The versionName in every build.gradle file in the Termux ecosystem must comply with Semantic Versioning 2.0.0:
major.minor.patch(-prerelease)(+buildmetadata)
The build system validates this with a regex at compile time. If versionName does not match the spec, the Gradle build and the attach_debug_apks_to_release workflow will both fail. Key rules:
  • Always include the patch number: use v0.1.0, never v0.1.
  • Apply the same format when creating GitHub release tags.
  • Pre-release identifiers and build metadata are allowed: v0.119.0-beta.1, v0.119.0+build.42.
The current versionName in app/build.gradle is 0.118.0 (versionCode 118).

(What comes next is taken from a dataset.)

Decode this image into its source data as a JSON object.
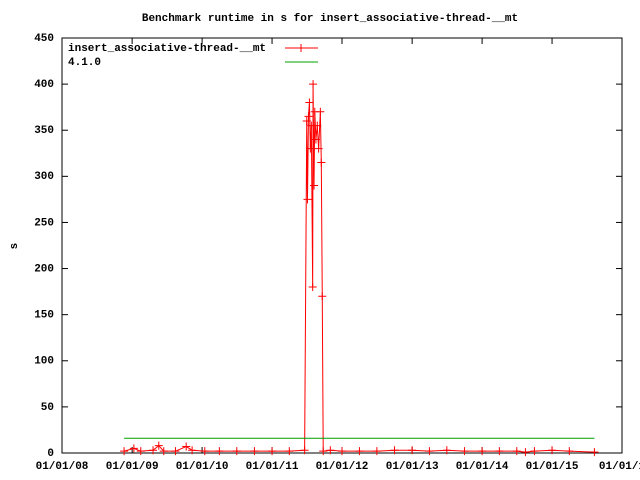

The termux-shared library publishes as version 0.118.0 via its Maven publication in termux-shared/build.gradle.

Contributing checklist

Before opening a pull request, verify the following:
1

Use TermuxConstants for all shared values

Paths, package names, intent actions, and intent extras must reference constants from TermuxConstants rather than being written as string literals. Pull requests with hardcoded values will not be accepted.
2

Update CHANGELOG files

When modifying termux-shared, update the changelog in termux-shared/. When modifying the app, update the app’s changelog.
3

Place shared code in the correct package

Termux app and plugin specific classes belong under com.termux.shared.termux. General-purpose utilities that do not depend on Termux specifics should live outside that package.
4

Check the termux-shared licence

The termux-shared LICENSE must be reviewed and updated if you are introducing code with a different licence. The licences of any external libraries you add must also be honoured.